Хозяин погребка, смеясь, говорил мне, что ключ от ворот потерян... Во сне, в неверных потемках сознания, ворота вели в невиданные сады, в небывалые луга... И как однажды я вознамерился, веря своему бреду, пролететь над мраморной лестницей, так сотни раз я бежал поутру к воротам, навстречу тому, что фантазия, не знаю — вольно или невольно, путала с действительностью.
ВЕСНА
Как ярко и душисто!
Как пастбища смеются!
Как утро голосисто!
В утреннем полусне я изнемог от осатанелого детского гвалта. Наконец, отчаявшись уснуть, злой, вскакиваю с постели. И только тогда, взглянув в открытое окно, понимаю, что это птенцы.
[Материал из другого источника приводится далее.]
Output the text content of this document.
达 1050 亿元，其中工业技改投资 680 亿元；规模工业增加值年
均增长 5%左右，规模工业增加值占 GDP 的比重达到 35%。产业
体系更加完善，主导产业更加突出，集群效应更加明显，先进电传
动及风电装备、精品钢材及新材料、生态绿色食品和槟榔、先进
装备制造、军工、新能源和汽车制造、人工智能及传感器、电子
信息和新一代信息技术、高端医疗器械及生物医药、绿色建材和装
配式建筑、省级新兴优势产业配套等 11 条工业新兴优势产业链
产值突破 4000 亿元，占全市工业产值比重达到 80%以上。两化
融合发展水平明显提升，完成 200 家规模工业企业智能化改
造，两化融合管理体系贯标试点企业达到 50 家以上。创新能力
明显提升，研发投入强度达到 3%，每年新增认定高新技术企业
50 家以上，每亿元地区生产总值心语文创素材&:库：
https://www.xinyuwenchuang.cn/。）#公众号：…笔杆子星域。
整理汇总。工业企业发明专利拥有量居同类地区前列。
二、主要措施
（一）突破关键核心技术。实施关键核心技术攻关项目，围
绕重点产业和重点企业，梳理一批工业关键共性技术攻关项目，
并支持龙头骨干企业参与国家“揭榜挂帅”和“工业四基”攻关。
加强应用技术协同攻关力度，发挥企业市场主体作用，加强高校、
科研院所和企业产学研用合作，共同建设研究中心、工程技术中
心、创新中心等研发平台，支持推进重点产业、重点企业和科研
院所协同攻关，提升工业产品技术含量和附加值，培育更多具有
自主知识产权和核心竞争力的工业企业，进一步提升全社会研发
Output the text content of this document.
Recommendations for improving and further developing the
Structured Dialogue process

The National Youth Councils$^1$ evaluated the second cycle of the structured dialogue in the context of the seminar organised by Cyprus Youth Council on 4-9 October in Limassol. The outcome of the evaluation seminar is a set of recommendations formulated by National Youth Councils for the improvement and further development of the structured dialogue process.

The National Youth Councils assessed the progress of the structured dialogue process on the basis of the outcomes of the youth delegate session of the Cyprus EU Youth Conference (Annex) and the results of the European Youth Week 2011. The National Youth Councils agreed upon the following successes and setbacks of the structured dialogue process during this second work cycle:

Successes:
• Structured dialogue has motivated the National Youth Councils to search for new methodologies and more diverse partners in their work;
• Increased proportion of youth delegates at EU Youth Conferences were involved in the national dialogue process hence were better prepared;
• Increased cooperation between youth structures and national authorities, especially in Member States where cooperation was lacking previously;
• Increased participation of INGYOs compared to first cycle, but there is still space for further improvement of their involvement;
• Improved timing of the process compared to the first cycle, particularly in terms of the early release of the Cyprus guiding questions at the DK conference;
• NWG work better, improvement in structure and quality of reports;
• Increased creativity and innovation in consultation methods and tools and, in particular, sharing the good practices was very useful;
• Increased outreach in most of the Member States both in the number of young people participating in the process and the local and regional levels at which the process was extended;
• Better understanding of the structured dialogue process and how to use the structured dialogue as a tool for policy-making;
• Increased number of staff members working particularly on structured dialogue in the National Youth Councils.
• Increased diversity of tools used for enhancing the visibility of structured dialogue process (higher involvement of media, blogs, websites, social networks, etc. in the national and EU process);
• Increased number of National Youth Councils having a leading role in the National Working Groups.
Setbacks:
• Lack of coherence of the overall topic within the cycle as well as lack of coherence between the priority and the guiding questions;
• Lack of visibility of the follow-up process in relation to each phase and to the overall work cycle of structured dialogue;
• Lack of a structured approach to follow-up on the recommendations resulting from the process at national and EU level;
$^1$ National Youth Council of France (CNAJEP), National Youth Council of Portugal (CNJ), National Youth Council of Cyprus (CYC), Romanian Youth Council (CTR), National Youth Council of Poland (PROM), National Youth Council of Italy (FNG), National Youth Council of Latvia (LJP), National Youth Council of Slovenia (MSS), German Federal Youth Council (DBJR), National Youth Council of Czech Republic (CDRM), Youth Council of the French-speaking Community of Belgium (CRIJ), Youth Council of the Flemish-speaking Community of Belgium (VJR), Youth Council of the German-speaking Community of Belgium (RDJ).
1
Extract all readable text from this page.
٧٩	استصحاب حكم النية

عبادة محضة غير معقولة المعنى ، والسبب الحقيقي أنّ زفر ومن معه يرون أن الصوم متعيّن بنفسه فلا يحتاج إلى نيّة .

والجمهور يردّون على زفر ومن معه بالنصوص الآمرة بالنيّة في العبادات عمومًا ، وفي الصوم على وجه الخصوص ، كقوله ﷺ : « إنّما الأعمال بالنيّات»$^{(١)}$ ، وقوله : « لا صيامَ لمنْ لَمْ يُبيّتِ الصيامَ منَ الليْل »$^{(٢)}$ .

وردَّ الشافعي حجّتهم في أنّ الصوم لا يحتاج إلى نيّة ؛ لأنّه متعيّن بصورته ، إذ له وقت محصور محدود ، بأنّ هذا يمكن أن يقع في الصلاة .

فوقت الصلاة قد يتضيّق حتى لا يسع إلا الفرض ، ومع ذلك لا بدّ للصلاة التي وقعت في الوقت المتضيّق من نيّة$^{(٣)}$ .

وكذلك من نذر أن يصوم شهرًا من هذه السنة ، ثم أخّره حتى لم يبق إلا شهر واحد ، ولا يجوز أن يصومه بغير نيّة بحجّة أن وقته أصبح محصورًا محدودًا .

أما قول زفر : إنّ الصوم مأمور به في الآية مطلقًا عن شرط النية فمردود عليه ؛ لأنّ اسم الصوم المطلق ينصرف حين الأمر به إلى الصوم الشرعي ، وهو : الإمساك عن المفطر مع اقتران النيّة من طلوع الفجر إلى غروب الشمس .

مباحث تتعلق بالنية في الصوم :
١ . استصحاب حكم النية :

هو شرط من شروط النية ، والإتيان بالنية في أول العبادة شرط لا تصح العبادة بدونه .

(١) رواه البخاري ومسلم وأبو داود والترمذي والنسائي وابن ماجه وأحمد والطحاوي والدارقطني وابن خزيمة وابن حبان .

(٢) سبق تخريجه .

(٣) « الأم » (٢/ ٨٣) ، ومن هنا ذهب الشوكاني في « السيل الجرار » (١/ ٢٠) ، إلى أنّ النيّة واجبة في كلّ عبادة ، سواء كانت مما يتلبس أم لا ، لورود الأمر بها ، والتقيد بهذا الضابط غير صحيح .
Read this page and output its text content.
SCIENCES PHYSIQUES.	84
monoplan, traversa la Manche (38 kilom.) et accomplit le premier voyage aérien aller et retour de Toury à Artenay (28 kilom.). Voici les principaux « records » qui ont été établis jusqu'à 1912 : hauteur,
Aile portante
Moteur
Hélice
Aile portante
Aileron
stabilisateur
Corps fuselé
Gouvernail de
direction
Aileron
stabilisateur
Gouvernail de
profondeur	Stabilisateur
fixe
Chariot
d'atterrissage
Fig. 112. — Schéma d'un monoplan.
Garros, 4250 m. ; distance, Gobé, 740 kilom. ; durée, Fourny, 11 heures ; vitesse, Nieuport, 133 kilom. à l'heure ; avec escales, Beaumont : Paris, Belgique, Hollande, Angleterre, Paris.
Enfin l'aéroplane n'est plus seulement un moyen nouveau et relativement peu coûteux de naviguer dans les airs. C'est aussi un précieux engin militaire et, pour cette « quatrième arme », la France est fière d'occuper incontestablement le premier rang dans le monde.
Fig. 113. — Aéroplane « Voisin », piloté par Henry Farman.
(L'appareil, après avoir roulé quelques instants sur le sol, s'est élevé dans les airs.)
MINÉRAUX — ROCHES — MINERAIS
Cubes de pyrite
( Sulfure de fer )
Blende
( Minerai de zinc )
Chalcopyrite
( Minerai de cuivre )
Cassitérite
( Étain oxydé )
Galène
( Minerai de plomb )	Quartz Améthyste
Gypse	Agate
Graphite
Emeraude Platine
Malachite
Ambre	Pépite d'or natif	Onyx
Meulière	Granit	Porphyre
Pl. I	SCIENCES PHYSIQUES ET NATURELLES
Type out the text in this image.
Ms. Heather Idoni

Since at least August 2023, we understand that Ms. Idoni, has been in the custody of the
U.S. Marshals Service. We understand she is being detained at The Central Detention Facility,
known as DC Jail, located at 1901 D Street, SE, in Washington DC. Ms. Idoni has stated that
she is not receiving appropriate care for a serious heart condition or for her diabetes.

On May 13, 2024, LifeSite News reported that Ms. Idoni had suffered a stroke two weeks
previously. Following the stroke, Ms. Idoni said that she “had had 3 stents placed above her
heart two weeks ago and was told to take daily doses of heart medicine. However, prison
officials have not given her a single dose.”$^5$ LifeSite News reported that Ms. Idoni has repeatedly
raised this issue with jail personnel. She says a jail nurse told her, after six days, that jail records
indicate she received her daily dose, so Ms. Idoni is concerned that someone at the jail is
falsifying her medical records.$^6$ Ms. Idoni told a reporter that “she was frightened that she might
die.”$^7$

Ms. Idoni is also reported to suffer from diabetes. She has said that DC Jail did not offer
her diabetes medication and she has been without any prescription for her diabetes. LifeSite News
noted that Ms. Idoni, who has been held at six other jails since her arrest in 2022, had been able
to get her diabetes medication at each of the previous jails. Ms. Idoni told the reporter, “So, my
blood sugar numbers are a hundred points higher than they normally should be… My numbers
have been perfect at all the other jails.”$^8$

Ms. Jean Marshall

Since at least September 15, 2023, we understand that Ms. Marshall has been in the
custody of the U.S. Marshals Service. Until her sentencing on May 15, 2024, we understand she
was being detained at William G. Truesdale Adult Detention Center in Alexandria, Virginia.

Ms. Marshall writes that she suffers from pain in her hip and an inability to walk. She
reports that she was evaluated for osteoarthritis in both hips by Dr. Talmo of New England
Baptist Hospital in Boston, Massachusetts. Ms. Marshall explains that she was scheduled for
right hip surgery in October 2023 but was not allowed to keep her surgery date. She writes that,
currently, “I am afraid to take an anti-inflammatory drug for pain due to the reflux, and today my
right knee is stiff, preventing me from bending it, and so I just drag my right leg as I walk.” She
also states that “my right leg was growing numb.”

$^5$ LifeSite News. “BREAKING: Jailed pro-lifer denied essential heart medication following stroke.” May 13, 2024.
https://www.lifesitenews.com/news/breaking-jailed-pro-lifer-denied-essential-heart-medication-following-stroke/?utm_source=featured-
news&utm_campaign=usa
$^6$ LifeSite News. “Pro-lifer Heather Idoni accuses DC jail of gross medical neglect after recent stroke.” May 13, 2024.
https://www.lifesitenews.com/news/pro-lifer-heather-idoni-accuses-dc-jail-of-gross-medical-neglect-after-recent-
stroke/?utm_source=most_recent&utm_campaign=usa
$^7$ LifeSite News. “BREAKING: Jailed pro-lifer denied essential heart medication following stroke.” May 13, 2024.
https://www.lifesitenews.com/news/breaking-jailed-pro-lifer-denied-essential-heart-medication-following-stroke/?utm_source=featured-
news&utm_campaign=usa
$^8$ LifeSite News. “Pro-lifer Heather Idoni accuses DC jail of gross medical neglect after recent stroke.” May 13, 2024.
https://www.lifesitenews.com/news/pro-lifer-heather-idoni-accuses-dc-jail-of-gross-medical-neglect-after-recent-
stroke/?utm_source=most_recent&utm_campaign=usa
Благодарный богу синего дня, выбегаю в сад. Вольная пернатая спевка беспечна и несмолкаема. Вьет ласточка в колодце витиеватую трель, на сбитом апельсине свищет дрозд, пылкая иволга не молкнет, облетая дубки, на верху эвкалипта долго и дробно смеется щегол, а в гуще сосны самозабвенно ссорятся воробьи.
Что за утро! Солнце зажгло землю своим серебряным весельем, и бабочки ста оттенков вьются повсюду, по цветам, по комнатам: едва впорхнут — и уже там, у родника. По всей округе, насколько хватает глаз, кипя, взрываясь и хрустя, расцветает молодая, крепкая жизнь.
Мы словно в гигантских светящихся сотах— жаркой сердцевине огромной пламенной розы.
ВОДОЕМ
Загляни в него — он переполнен недавними дождями, Платеро. Исчезло эхо, и внизу не отсвечивает самоцветом, как бывало, когда спадала вода, чердачное окно с осколком солнца.